今日のお昼、竹中大工道具館の「技と心」セミナーに行ってきました。
「お茶室の壁の作り方」と題された学芸員の方の講座なので、歴史や様式的な話が中心だろうと勝手に思いながらいたのですが、話が始まってみるとむしろ仕様や技巧のずいぶん実践的かつ専門的な話を聞く事が出来ました。先の数寄屋展で協力もされている京都の左官屋さんから聞かれた話を元に学芸員さんが解釈を交え、土壁(特に茶室の壁)の技術・技法や、左官と言う仕事の奥深さの一端を垣間見る事が出来たように思います。

左官と言えばすぐに思い出すのは鏝(コテ)ですが、その種類は1000を越すとも言われているそうです。曲がりの角や壁の出角に平たいコテでなく、折り曲がったコテや現場に合わせた半円のコテを用意されるくらいの事は知っていましたが、一般的に平にだけ思っていたコテには、ゆるりと膨らんだり凹んだりしているコテがある事は認識していませんでした。下塗り、中塗り、上塗りと言った工程またその工程内でもコテは使い分けれられているのです。接する面の違いでべた〜と塗るためのコテ、繊細に面の凹凸を感じ取りながら細筆を引くように使うコテ。そうです、コテは絵筆と全く変わらない。

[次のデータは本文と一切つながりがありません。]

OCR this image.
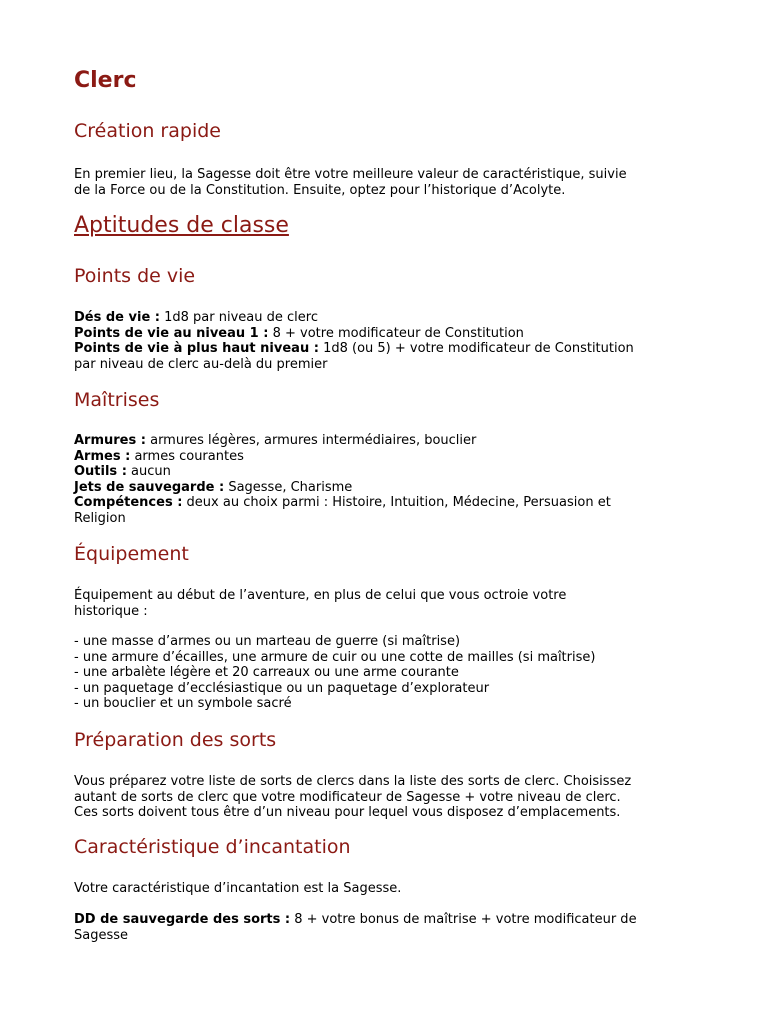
Clerc
Création rapide
En premier lieu, la Sagesse doit être votre meilleure valeur de caractéristique, suivie
de la Force ou de la Constitution. Ensuite, optez pour l’historique d’Acolyte.
Aptitudes de classe
Points de vie
Dés de vie : 1d8 par niveau de clerc
Points de vie au niveau 1 : 8 + votre modificateur de Constitution
Points de vie à plus haut niveau : 1d8 (ou 5) + votre modificateur de Constitution
par niveau de clerc au-delà du premier
Maîtrises
Armures : armures légères, armures intermédiaires, bouclier
Armes : armes courantes
Outils : aucun
Jets de sauvegarde : Sagesse, Charisme
Compétences : deux au choix parmi : Histoire, Intuition, Médecine, Persuasion et
Religion
Équipement
Équipement au début de l’aventure, en plus de celui que vous octroie votre
historique :
- une masse d’armes ou un marteau de guerre (si maîtrise)
- une armure d’écailles, une armure de cuir ou une cotte de mailles (si maîtrise)
- une arbalète légère et 20 carreaux ou une arme courante
- un paquetage d’ecclésiastique ou un paquetage d’explorateur
- un bouclier et un symbole sacré
Préparation des sorts
Vous préparez votre liste de sorts de clercs dans la liste des sorts de clerc. Choisissez
autant de sorts de clerc que votre modificateur de Sagesse + votre niveau de clerc.
Ces sorts doivent tous être d’un niveau pour lequel vous disposez d’emplacements.
Caractéristique d’incantation
Votre caractéristique d’incantation est la Sagesse.
DD de sauvegarde des sorts : 8 + votre bonus de maîtrise + votre modificateur de
Sagesse
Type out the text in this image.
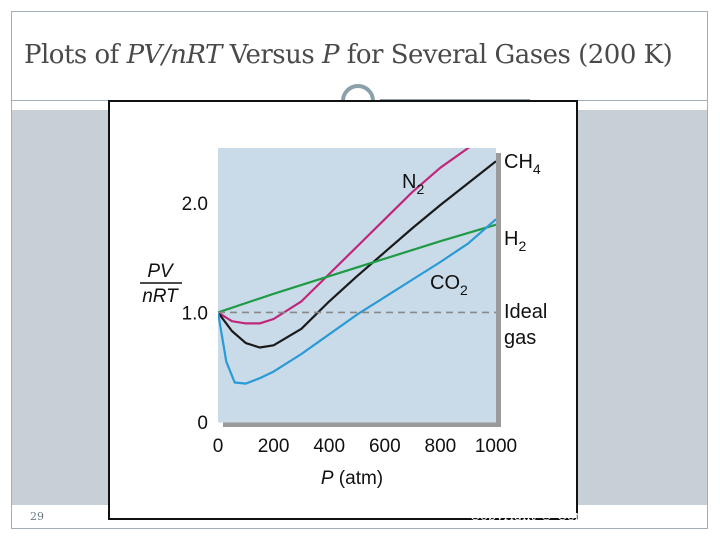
Plots of PV/nRT Versus P for Several Gases (200 K)
0 200 400 600 800 1000
0
1.0
2.0
P (atm)
PV
nRT
$N_2$
$CH_4$
$H_2$
$CO_2$
Ideal
gas
29	Copyright © Cengage Learning. All
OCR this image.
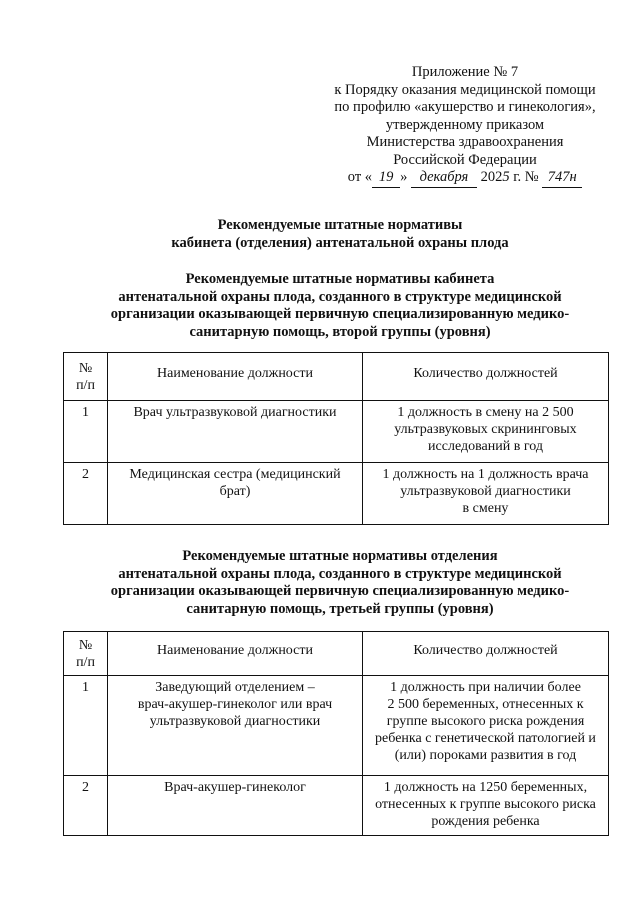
Приложение № 7
к Порядку оказания медицинской помощи
по профилю «акушерство и гинекология»,
утвержденному приказом
Министерства здравоохранения
Российской Федерации
от « 19 » декабря 2025 г. № 747н
Рекомендуемые штатные нормативы
кабинета (отделения) антенатальной охраны плода
Рекомендуемые штатные нормативы кабинета
антенатальной охраны плода, созданного в структуре медицинской
организации оказывающей первичную специализированную медико-
санитарную помощь, второй группы (уровня)
№
п/п	Наименование должности	Количество должностей
1	Врач ультразвуковой диагностики	1 должность в смену на 2 500
ультразвуковых скрининговых
исследований в год
2	Медицинская сестра (медицинский
брат)	1 должность на 1 должность врача
ультразвуковой диагностики
в смену
Рекомендуемые штатные нормативы отделения
антенатальной охраны плода, созданного в структуре медицинской
организации оказывающей первичную специализированную медико-
санитарную помощь, третьей группы (уровня)
№
п/п	Наименование должности	Количество должностей
1	Заведующий отделением –
врач-акушер-гинеколог или врач
ультразвуковой диагностики	1 должность при наличии более
2 500 беременных, отнесенных к
группе высокого риска рождения
ребенка с генетической патологией и
(или) пороками развития в год
2	Врач-акушер-гинеколог	1 должность на 1250 беременных,
отнесенных к группе высокого риска
рождения ребенка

話は変わりますが、現存する茶室は数多くあります。僕でも多少は見学に行きます。その折、薄汚れたというべきか味があると言うべきかは別として、古びた壁を見ながらう〜んイイものを観た。とたびたび感慨に浸っていたのですが、建設当初の土壁と言うのは実はほぼ全くないのだそうです。土壁の持ちというのは、つなぎの糊が入ったもので6〜20年、入っていないもので50年ほどとの話。しかも間が開くものだから師弟間での技術の伝承が難しく、復元はその都度改めて考えながらされているのがほとんどだとか。まあ永久って事はないだろうとは思っていましたが、感動してきた壁のほとんどがリメイク?だったとはつゆ知らず。ちょっとしたショックです。

そんな話を皮切りに、一般的な土壁と茶室壁の下地の違い、材料の気の使い方、土の種類などなど、ひと言で書くのはなかなか難しいお話をたくさん聞く事ができました。中でも面白かったのは、節がある柱への墨付けは墨壷に糸よりもテープが便利だとか。土を寝かせても思われていたほど強度が上がる訳ではないのだとか(施工性は格段に上がります)。

茶室と言う意匠(美)の探求こそが、左官に限らず職人の技術や材料や道具の発展を牽引してきたのだな〜。いちいち妥協していては、そうした事はなし得ないのでしょうね。建築道はまだまだ遠く果てしないです。